Der Kritiker Alfred Polgar schrieb einmal über den großen Bühnenkomiker Max Pallenberg: "Sehet bei Pallenberg, was ein Hut für ein unfassbar lächerliches Ding ist! Und wie lächerlich ein Rock ist! Und ein paar Stiefel! Und ein Sessel mit einer Fläche eigens für den Popo!... Und ein Essender, wie er in ein eigenes auf- und zuklappbares Gesichtsloch hineinstopft und -schüttet! Und ein Herz, das ein paar Jahrzehnte lang auf-zu-auf-zu macht, bis es, unter großem Geschrei und heftiger Augenwasser-Sekretion Umstehender, endlich seine blöde Beschäftigung einstellt, worauf der abgespielte Mechanismus samt Gehäuse in einen Kasten gelegt und wie ein Schatz vergraben wird. Sehet bei Pallenberg, wie höllenabgrundtief-lächerlich es ist, ein Mensch zu sein, so zu sein, da zu sein, zu sein!"

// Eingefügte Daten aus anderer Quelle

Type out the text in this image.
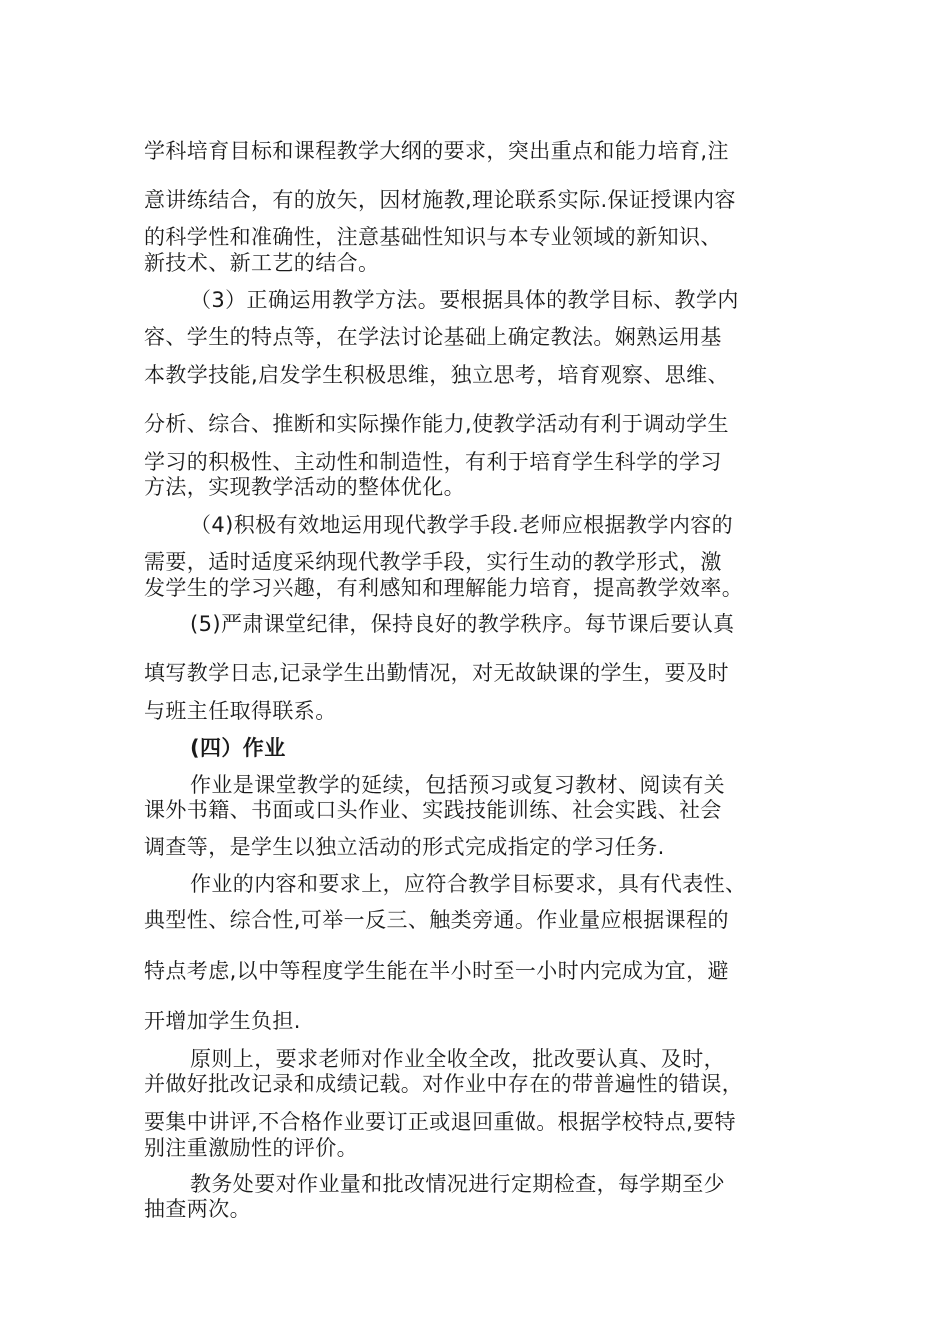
学科培育目标和课程教学大纲的要求，突出重点和能力培育,注
意讲练结合，有的放矢，因材施教,理论联系实际.保证授课内容
的科学性和准确性，注意基础性知识与本专业领域的新知识、
新技术、新工艺的结合。
（3）正确运用教学方法。要根据具体的教学目标、教学内
容、学生的特点等，在学法讨论基础上确定教法。娴熟运用基
本教学技能,启发学生积极思维，独立思考，培育观察、思维、
分析、综合、推断和实际操作能力,使教学活动有利于调动学生
学习的积极性、主动性和制造性，有利于培育学生科学的学习
方法，实现教学活动的整体优化。
（4)积极有效地运用现代教学手段.老师应根据教学内容的
需要，适时适度采纳现代教学手段，实行生动的教学形式，激
发学生的学习兴趣，有利感知和理解能力培育，提高教学效率。
(5)严肃课堂纪律，保持良好的教学秩序。每节课后要认真
填写教学日志,记录学生出勤情况，对无故缺课的学生，要及时
与班主任取得联系。
(四）作业
作业是课堂教学的延续，包括预习或复习教材、阅读有关
课外书籍、书面或口头作业、实践技能训练、社会实践、社会
调查等，是学生以独立活动的形式完成指定的学习任务.
作业的内容和要求上，应符合教学目标要求，具有代表性、
典型性、综合性,可举一反三、触类旁通。作业量应根据课程的
特点考虑,以中等程度学生能在半小时至一小时内完成为宜，避
开增加学生负担.
原则上，要求老师对作业全收全改，批改要认真、及时，
并做好批改记录和成绩记载。对作业中存在的带普遍性的错误，
要集中讲评,不合格作业要订正或退回重做。根据学校特点,要特
别注重激励性的评价。
教务处要对作业量和批改情况进行定期检查，每学期至少
抽查两次。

Dieser tolle Beschreibung stammt aus dem Jahr 1922. Für einen Mann, der jetzt losfährt, um sich Komödien in deutschen Theatern anzusehen, liefert Polgar so etwas wie eine Gebrauchsanweisung: Kommen heutige Spieler da ran? Kann man über Pallenberg hinauskommen? Wie stellt man den Menschen heute dar, 89 höllenabgrundtief-lächerliche Jahre später?

Der erste Eindruck des Reisenden ist: Das ganze Theater ist heute Pallenberg-haft geworden.

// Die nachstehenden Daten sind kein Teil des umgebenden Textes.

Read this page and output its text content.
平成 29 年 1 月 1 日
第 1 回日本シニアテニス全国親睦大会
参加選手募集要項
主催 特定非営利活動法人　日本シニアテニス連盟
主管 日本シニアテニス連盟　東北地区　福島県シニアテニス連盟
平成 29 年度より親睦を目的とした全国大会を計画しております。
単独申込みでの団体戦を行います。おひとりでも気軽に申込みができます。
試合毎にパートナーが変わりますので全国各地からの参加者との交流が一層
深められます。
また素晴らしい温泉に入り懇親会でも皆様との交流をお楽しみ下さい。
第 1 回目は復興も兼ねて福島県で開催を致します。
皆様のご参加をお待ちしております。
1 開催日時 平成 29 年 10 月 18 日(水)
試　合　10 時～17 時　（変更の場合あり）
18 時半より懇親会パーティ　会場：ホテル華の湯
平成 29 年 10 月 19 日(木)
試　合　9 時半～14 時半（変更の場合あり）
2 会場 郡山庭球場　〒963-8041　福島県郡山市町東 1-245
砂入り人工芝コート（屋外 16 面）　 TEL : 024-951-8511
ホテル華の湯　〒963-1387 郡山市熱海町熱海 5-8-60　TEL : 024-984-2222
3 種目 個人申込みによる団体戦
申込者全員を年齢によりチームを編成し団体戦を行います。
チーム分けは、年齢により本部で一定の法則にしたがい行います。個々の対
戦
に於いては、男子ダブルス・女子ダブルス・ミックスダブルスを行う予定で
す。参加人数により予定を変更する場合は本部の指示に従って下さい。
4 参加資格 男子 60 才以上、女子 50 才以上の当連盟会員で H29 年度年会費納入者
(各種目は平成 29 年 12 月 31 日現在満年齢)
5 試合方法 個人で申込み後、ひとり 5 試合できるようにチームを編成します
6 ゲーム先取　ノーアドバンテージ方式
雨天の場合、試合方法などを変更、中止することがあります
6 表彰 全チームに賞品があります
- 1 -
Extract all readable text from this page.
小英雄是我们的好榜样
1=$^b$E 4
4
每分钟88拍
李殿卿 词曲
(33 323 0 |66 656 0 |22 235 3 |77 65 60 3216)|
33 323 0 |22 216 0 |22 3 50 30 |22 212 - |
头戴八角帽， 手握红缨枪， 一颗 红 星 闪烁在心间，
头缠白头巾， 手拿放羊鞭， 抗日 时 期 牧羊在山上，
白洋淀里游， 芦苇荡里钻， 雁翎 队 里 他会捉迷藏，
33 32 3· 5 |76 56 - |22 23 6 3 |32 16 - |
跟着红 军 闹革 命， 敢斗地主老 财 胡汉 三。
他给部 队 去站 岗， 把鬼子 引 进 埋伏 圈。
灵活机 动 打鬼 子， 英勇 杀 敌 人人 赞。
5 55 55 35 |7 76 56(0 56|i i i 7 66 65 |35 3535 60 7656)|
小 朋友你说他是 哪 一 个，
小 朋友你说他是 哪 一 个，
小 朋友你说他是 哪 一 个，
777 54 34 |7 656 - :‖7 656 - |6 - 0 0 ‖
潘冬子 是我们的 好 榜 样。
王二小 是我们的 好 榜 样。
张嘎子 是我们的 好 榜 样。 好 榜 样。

Wir sind am Wiener Akademietheater, gezeigt wird Zwischenfälle, ein rasendes Dreistundenwerk, das aus 53 Ministücken nahezu vergessener Autoren (Daniil Charms, Georges Courteline und Cami) besteht. Es inszeniert Andrea Breth .

Manche Szenen dauern nur drei oder dreißig Sekunden; die längsten dauern drei bis vier Minuten. Es sind pralle Situationen, in welche harsch die Nadel sticht: Dann platzt eine Welt. Oder genauer: Es wird die eine, immergleiche Welt variiert; es ist so, als sähe man einen Meister beim dauernden Korrigieren einer Skizze; als sähe man den Radiergummi des HERRN über die Szenen hinfegen.

Alle Darsteller tragen business clothes, die Herren Dreiteiler, die Damen Kostüme und hohe Hacken – es geht hier um die Spezies, nicht um den Einzelnen, es geht um das Spitzenwesen der Evolution, den Westeuropäer in seiner Renommierkluft. Sehet, was für lächerliche Wesen! Ein Mann fällt tot in seinen Teller mit Spaghetti, sein Freund spricht und spachtelt weiter und verlangt ungerührt die Rechnung. Ein sechsjähriger Junge befreit sich und seine Mama vom bösen Vater, indem er ein Gewitter mithilfe eines kleinen Baumes zum schlafenden Vater lockt und den Vater vom Blitz erschlagen lässt (Blitze lieben Bäume).

Manche Szenen erinnern an Beckett, andere an gespielte Witze. Man spürt Breths Erleichterung, all das nicht "entwickeln" zu müssen bis hin zu einem Zusammenstoß, einem Abgrund – der Abgrund öffnet sich immer schon, wenn das Licht wieder angeht: Jede nächste Szene ist der Abgrund.

Ein Mann liest, während er eine Maschine zusammenbaut, deren Gebrauchsanweisung und merkt allmählich, dass er da ein Mordinstrument, die gefährlichste Maschine der Welt konstruiert: Er lässt die Werkzeuge fallen, es wird dunkel, man hört eine Explosion. Kürzer kann man Geschichte unserer Zivilisation kaum erzählen.